Eye For Film >> Movies >> The Deepest Breath (2023) Film Review
The Deepest Breath
Reviewed by: Amber Wilkinson
A beginner’s guide to freediving mixes with personal tales of determination and heroism to gripping effect in Laura McGann’s beautifully shot documentary.
The film, which had its UK premiere at Sheffield DocFest and will arrive on Netflix in July, literally drops us in at the deep end in its opening four or so minutes as we travel in real time down into the increasingly dark ocean with a diver, who will pluck a card from a set depth before swimming back to the surface, all on a single lungful of air.
The sequence is at once serene and terrifying, it turns out it's not the getting down that is the issue but the getting back up where things get dangerous. Danger is foregrounded here, not just by that initial dive but also by interviews that revolve around the exceptionally driven career of Italian freediver Alessia Zecchini and free-spirited Irishman Stephen Keenan, who would become her coach and safety diver. In a noticeable bit of signposting one of them is continually spoken about in the past tense.
The film unfolds as a sort of dual character study. A man who spent his 20s being apparently defined by wanderlust, he ultimately found a home and a career for himself in the Egyptian freediving mecca of Dahab, which is home to the beautiful but deadly Blue Hole diving spot.
Although the less famous of the two, Stephen has a strong presence in the film thanks not only to the recollections of those who knew him but also video footage he shot on his travels and which is well edited into the fabric of the film by Julian Hart. The editor also deserves praise for blending re-enactment with real footage, particularly in the film’s underwater segments.

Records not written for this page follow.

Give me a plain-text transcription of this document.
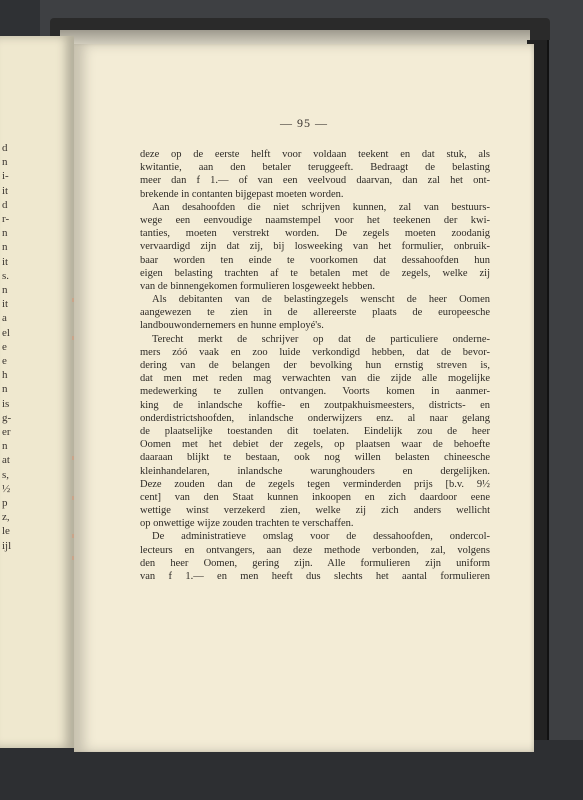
d
n
i-
it
d
r-
n
n
it
s.
n
it
a
el
e
e
h
n
is
g-
er
n
at
s,
½
p
z,
le
ijl
— 95 —
deze op de eerste helft voor voldaan teekent en dat stuk, als
kwitantie, aan den betaler teruggeeft. Bedraagt de belasting
meer dan f 1.— of van een veelvoud daarvan, dan zal het ont-
brekende in contanten bijgepast moeten worden.
Aan desahoofden die niet schrijven kunnen, zal van bestuurs-
wege een eenvoudige naamstempel voor het teekenen der kwi-
tanties, moeten verstrekt worden. De zegels moeten zoodanig
vervaardigd zijn dat zij, bij losweeking van het formulier, onbruik-
baar worden ten einde te voorkomen dat dessahoofden hun
eigen belasting trachten af te betalen met de zegels, welke zij
van de binnengekomen formulieren losgeweekt hebben.
Als debitanten van de belastingzegels wenscht de heer Oomen
aangewezen te zien in de allereerste plaats de europeesche
landbouwondernemers en hunne employé's.
Terecht merkt de schrijver op dat de particuliere onderne-
mers zóó vaak en zoo luide verkondigd hebben, dat de bevor-
dering van de belangen der bevolking hun ernstig streven is,
dat men met reden mag verwachten van die zijde alle mogelijke
medewerking te zullen ontvangen. Voorts komen in aanmer-
king de inlandsche koffie- en zoutpakhuismeesters, districts- en
onderdistrictshoofden, inlandsche onderwijzers enz. al naar gelang
de plaatselijke toestanden dit toelaten. Eindelijk zou de heer
Oomen met het debiet der zegels, op plaatsen waar de behoefte
daaraan blijkt te bestaan, ook nog willen belasten chineesche
kleinhandelaren, inlandsche warunghouders en dergelijken.
Deze zouden dan de zegels tegen verminderden prijs [b.v. 9½
cent] van den Staat kunnen inkoopen en zich daardoor eene
wettige winst verzekerd zien, welke zij zich anders wellicht
op onwettige wijze zouden trachten te verschaffen.
De administratieve omslag voor de dessahoofden, ondercol-
lecteurs en ontvangers, aan deze methode verbonden, zal, volgens
den heer Oomen, gering zijn. Alle formulieren zijn uniform
van f 1.— en men heeft dus slechts het aantal formulieren
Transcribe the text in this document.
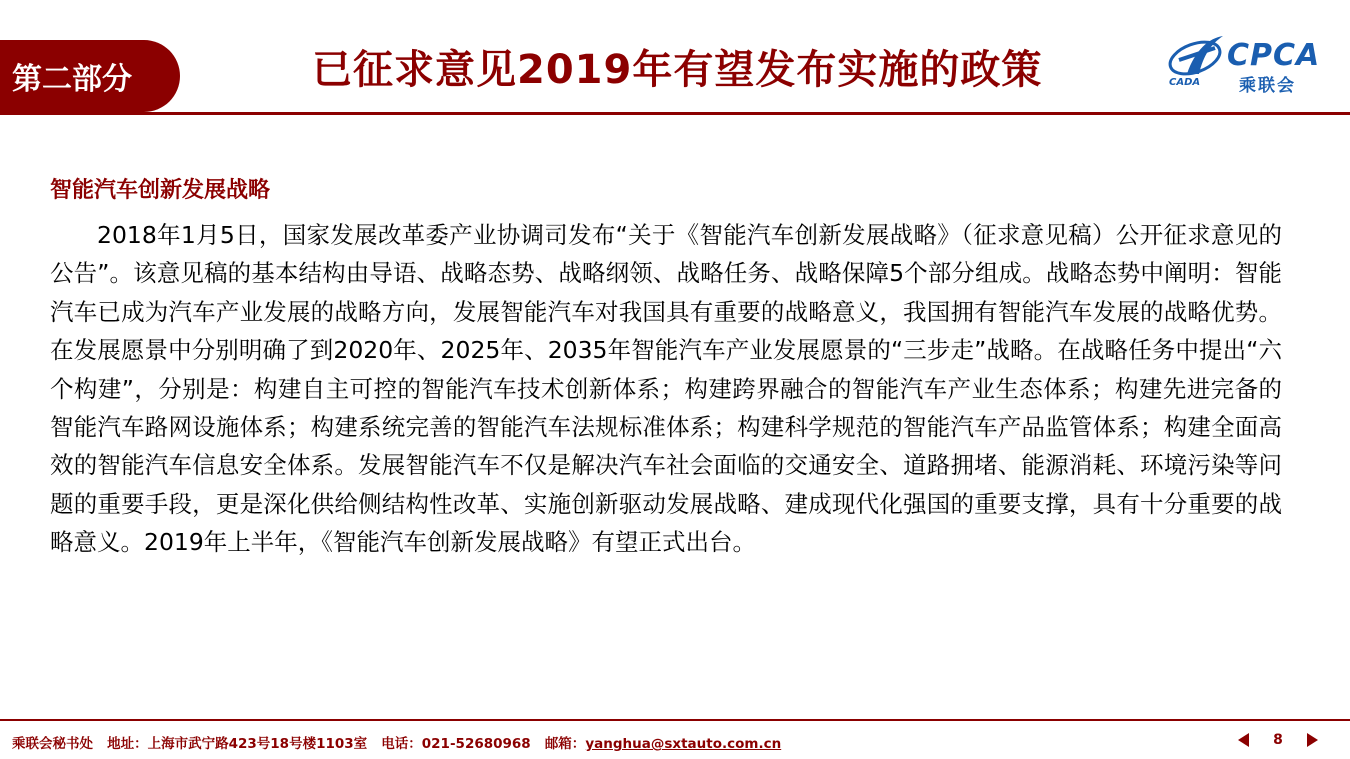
第二部分	已征求意见2019年有望发布实施的政策	CPCA
乘联会
CADA
智能汽车创新发展战略

2018年1月5日，国家发展改革委产业协调司发布“关于《智能汽车创新发展战略》（征求意见稿）公开征求意见的公告”。该意见稿的基本结构由导语、战略态势、战略纲领、战略任务、战略保障5个部分组成。战略态势中阐明：智能汽车已成为汽车产业发展的战略方向，发展智能汽车对我国具有重要的战略意义，我国拥有智能汽车发展的战略优势。在发展愿景中分别明确了到2020年、2025年、2035年智能汽车产业发展愿景的“三步走”战略。在战略任务中提出“六个构建”，分别是：构建自主可控的智能汽车技术创新体系；构建跨界融合的智能汽车产业生态体系；构建先进完备的智能汽车路网设施体系；构建系统完善的智能汽车法规标准体系；构建科学规范的智能汽车产品监管体系；构建全面高效的智能汽车信息安全体系。发展智能汽车不仅是解决汽车社会面临的交通安全、道路拥堵、能源消耗、环境污染等问题的重要手段，更是深化供给侧结构性改革、实施创新驱动发展战略、建成现代化强国的重要支撑，具有十分重要的战略意义。2019年上半年，《智能汽车创新发展战略》有望正式出台。

乘联会秘书处 地址：上海市武宁路423号18号楼1103室 电话：021-52680968 邮箱：yanghua@sxtauto.com.cn	8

Initially, the film foregrounds Alessia’s childhood desire to be the best. Naturally talented she immediately impressed in the pool but found early success cut short when the competition age was raised to 18. This, however, didn’t stop her and she continued her pursuit of increasing time under water so that when she re-emerged on the freediving scene she was already a serious contender.
If anything, her stop-at-nothing energy is even greater than Stephen’s as she is not afraid to push the boundaries past the point of what many would regard safe. This is where safety divers come in, the souls who wait, watchful beneath the surface in order to help a freediver surface if they get into difficulty and, on what seems a worrying amount of occasions, give them the kiss of life if they black out. McGann poises her film between Stephen and Alessia’s story, rounding out the background with those who know them both and, in a nice bit of balance, both of their fathers.
Suggestion of romance between the pair seems somewhat overplayed on the evidence available and above the ocean scenes occasionally feel manipulative - particularly one in which it looks as though Alessia’s father is re-enacting a moment he watched her make a dangerous dive. But there’s no getting away from the nerve-jangling grip of this film that doesn’t put a frame wrong when it comes to depiction of the sport itself.